MotivATE, a team of students from UCF College of Medicine led by PI Dr. David Metcalf from UCF IST, is developing a mobile app that will allow people to create a photo food diary. By combining behavior change techniques, game-like elements and crowdsourced nutrition guidance the app will help consumers modify their diet to lose weight and reach other health and fitness goals.
Behavior motivation-inspired app makes it easier to eat healthy—MotivAte team
Whether you’ve been instructed to do so by your doctor, or it’s something you’ve decided to do on your own, adhering to a healthy diet can be a challenge. In this effort, your doctor or diet plan may require you to document everything you eat and drink … sometimes down to the ingredient, ounce or calorie.
The documentation process, however, is prone to errors. You can record inaccurate information, you might not be consistent logging information, or you might lose interest and stop documenting all together. UCF I-Corps team member MotivAte believes it can make the process easier, fun and more effective—through the use of photos and friendly social feedback.
The MotivAte team is developing a mobile app that will allow users to create a photo-based food diary. By combining behavior change techniques, game-like elements and crowdsourced nutrition guidance, the app will help users modify their diet to lose weight and reach other health and fitness goals.
“Our behavior motivation-inspired app not only makes it easier to track food intake, but also adds a positive-reinforcement social component to make the experience enjoyable and fun,” said UCF medical student Brian Mayrsohn, Entrepreneurial Lead for the team.
The team, which in addition to Mayrsohn includes UCF School of Visual Arts and Design faculty member Daniel V. Novatnak, Principal Investigator, medical student team members Zoran Pavlovic and Alex Eskandari, industry veteran and Mentor Shawn Bercuson, software engineer Vijay Budhram, and animator Chris Hendrix-Buxton, has already developed a prototype.

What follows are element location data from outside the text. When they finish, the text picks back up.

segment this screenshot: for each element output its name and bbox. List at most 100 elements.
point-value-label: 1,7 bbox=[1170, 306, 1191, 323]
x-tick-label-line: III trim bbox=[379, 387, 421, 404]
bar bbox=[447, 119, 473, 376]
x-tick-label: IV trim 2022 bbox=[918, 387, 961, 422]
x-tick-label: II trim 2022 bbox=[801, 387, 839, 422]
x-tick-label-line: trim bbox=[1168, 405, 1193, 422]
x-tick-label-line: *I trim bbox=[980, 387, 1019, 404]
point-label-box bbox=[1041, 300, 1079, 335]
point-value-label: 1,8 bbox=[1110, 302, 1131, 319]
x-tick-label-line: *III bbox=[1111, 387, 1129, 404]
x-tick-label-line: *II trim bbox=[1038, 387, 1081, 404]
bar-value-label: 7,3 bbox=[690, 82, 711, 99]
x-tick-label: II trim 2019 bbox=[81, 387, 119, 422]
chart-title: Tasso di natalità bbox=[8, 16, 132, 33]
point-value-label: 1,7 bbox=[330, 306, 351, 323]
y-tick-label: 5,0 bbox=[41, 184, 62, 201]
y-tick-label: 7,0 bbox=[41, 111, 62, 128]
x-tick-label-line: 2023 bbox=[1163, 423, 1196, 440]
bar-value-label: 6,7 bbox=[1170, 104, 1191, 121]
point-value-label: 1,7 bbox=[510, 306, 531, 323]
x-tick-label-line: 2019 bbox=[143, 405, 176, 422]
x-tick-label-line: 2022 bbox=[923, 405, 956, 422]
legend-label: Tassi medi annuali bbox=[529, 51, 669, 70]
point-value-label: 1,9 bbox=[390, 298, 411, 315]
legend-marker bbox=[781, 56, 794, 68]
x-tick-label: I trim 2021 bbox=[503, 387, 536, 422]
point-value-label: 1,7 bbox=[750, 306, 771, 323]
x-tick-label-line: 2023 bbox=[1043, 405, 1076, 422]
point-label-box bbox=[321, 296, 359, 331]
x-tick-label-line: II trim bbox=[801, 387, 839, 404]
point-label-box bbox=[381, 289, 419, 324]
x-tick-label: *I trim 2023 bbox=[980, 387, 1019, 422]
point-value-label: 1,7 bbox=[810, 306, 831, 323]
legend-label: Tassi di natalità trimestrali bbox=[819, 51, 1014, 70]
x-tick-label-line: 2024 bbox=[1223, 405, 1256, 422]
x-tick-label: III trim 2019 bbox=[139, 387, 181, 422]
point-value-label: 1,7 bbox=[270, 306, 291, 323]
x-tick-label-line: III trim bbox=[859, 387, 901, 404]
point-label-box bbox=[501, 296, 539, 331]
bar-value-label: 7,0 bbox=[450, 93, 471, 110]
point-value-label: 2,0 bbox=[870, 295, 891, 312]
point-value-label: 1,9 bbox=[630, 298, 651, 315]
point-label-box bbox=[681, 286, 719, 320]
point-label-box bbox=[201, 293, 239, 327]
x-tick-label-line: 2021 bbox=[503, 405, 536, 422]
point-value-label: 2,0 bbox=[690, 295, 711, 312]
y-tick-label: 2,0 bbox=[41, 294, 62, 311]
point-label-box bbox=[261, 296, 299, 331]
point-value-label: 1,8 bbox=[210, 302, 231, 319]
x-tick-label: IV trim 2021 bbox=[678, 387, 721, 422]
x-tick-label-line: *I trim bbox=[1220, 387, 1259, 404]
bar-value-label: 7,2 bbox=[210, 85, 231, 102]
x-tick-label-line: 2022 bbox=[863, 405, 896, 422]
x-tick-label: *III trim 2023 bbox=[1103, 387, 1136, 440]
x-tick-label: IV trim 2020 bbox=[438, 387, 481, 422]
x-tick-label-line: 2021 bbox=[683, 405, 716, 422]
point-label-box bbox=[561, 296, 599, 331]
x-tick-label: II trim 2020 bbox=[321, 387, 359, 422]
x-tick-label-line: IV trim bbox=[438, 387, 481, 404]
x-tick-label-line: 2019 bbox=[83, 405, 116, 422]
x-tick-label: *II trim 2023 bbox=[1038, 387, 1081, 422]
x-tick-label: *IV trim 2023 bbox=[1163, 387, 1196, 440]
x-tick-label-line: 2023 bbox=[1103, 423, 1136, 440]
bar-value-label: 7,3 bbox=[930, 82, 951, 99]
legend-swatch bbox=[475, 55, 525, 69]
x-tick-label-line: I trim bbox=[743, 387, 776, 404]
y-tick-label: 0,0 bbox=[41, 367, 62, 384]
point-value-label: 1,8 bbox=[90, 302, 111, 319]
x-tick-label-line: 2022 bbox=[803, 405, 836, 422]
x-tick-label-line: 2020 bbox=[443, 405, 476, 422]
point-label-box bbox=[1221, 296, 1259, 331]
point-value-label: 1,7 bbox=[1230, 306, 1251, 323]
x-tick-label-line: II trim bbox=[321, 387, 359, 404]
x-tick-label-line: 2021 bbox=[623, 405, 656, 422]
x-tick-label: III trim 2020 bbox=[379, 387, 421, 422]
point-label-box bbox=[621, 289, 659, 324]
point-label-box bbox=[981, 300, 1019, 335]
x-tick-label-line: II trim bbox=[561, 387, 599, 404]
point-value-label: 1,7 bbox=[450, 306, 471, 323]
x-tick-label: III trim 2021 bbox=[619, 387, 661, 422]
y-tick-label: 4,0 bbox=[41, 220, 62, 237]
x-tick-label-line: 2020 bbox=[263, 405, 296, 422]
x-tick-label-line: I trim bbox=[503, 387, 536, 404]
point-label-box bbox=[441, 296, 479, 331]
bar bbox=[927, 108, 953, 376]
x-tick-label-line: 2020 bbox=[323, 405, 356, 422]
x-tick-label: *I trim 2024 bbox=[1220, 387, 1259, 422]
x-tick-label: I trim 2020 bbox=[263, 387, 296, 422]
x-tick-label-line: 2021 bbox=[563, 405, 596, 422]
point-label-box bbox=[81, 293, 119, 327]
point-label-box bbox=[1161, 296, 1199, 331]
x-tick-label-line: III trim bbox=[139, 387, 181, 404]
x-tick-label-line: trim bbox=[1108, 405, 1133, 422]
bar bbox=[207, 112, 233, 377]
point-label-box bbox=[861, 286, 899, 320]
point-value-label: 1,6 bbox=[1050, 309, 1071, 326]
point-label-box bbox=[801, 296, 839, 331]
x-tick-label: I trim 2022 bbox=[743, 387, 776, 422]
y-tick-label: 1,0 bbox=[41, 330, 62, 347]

A user takes a picture of the food item that will be eaten and uploads it into the app. There, the user’s invited network of friends can rate the nutritional value of the food. Based on these ratings, the user earns “game” points and other motivational incentives to help encourage healthy food choices.
“The UCF I-Corps program is helping our team to better determine our target customer base,” said Mayrsohn. “Participating in the program will help us develop our business acumen and fine tune our product strategy.”